The serum heavy/light chain immunoassay: A valuable tool for sensitive paraprotein assessment, risk, and disease monitoring in monoclonal gammopathies

Objective The heavy/light chain ( HLC )‐immunoassay quantifies light chain types of each immunoglobulin class in patients with monoclonal gammopathies. Methods We assessed 147 consecutive patients with different forms and stages of plasma cell dyscrasias ( PCD ) who received standard tests (serum and urine protein electrophoresis [ SPEP , UPEP ], immunofixation [ IFE ], serum‐free light chain [ SFLC ]), and HLC ‐immunoassay.

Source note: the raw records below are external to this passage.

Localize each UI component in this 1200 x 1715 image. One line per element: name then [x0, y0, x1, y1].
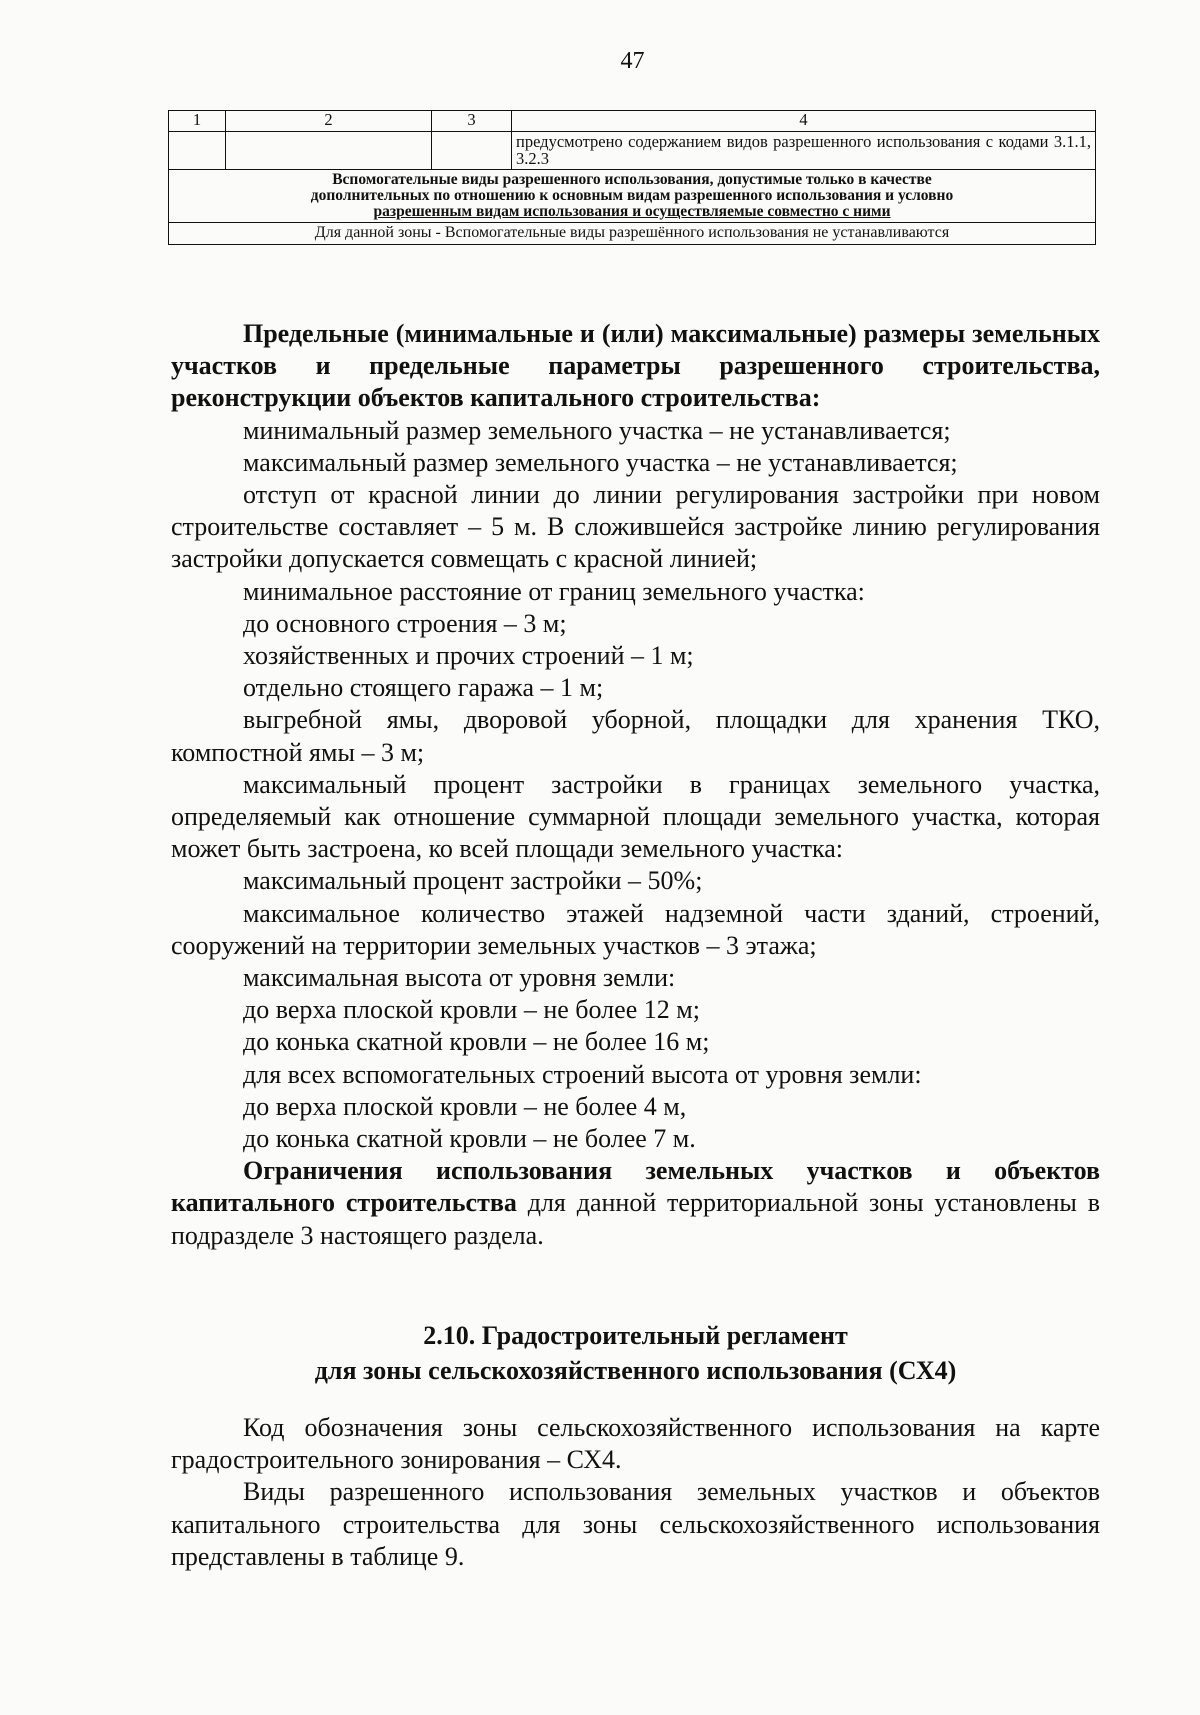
table-row [169, 132, 1096, 170]
table-cell [432, 132, 512, 170]
limits-section [171, 318, 1100, 1252]
table-header-row [169, 111, 1096, 132]
limit-item: для всех вспомогательных строений высота от уровня земли: [243, 1059, 922, 1089]
limit-item: до конька скатной кровли – не более 16 м; [243, 1027, 710, 1057]
aux-heading-line: разрешенным видам использования и осуществляемые совместно с ними [373, 203, 891, 221]
page-number: 47 [620, 48, 645, 74]
section-title-line: для зоны сельскохозяйственного использования (СХ4) [314, 1356, 957, 1385]
table-section-row [169, 169, 1096, 223]
table-col-number: 2 [226, 111, 432, 132]
aux-heading-line: Вспомогательные виды разрешенного использования, допустимые только в качестве [332, 170, 932, 188]
table-col-number: 1 [169, 111, 226, 132]
table-col-number: 3 [432, 111, 512, 132]
limit-item: отступ от красной линии до линии регулирования застройки при новом строительстве составляет – 5 м. В сложившейся застройке линию регулирования застройки допускается совмещать с красной линией; [171, 480, 1100, 574]
restrictions-bold: Ограничения использования земельных участков и объектов капитального строительства [171, 1156, 1100, 1218]
limit-item: отдельно стоящего гаража – 1 м; [243, 673, 604, 703]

Patients with multiple myeloma ( MM , n = 102), smoldering MM ( SMM , n = 5), monoclonal gammopathy of undetermined significance ( MGUS , n = 28), and Waldenström's macroglobulinemia ( WM , n = 12) were included. Results We verified a significant correlation between HLC ‐ and standard monoclonal protein (mp)‐parameters, and HLC ‐increases with higher disease stage and unfavorable remission status. In patients with difficult to quantify mp, more abnormal HLC ‐ than SPEP ‐, immunoglobulin‐, or SFLC ‐results were found. In WM , a pathological HLC κ/λ‐ratio and M‐component were observed in 95% and 58%, respectively. In 21/28 MGUS and 5/5 SMM patients, HLC κ/λ‐ratios were abnormal. Testing different HLC cutoffs, patients with extreme HLC values showed impaired progression‐free survival ( PFS ). Conclusions Despite the fact that different PCD patients were included, the assessment of the HLC ‐immunoassay in MGUS , SMM , MM , and WM , our comparison with standard mp‐assays, and relevant PFS differences may excite future applications, which should be confirmed in prospective multicenter trials.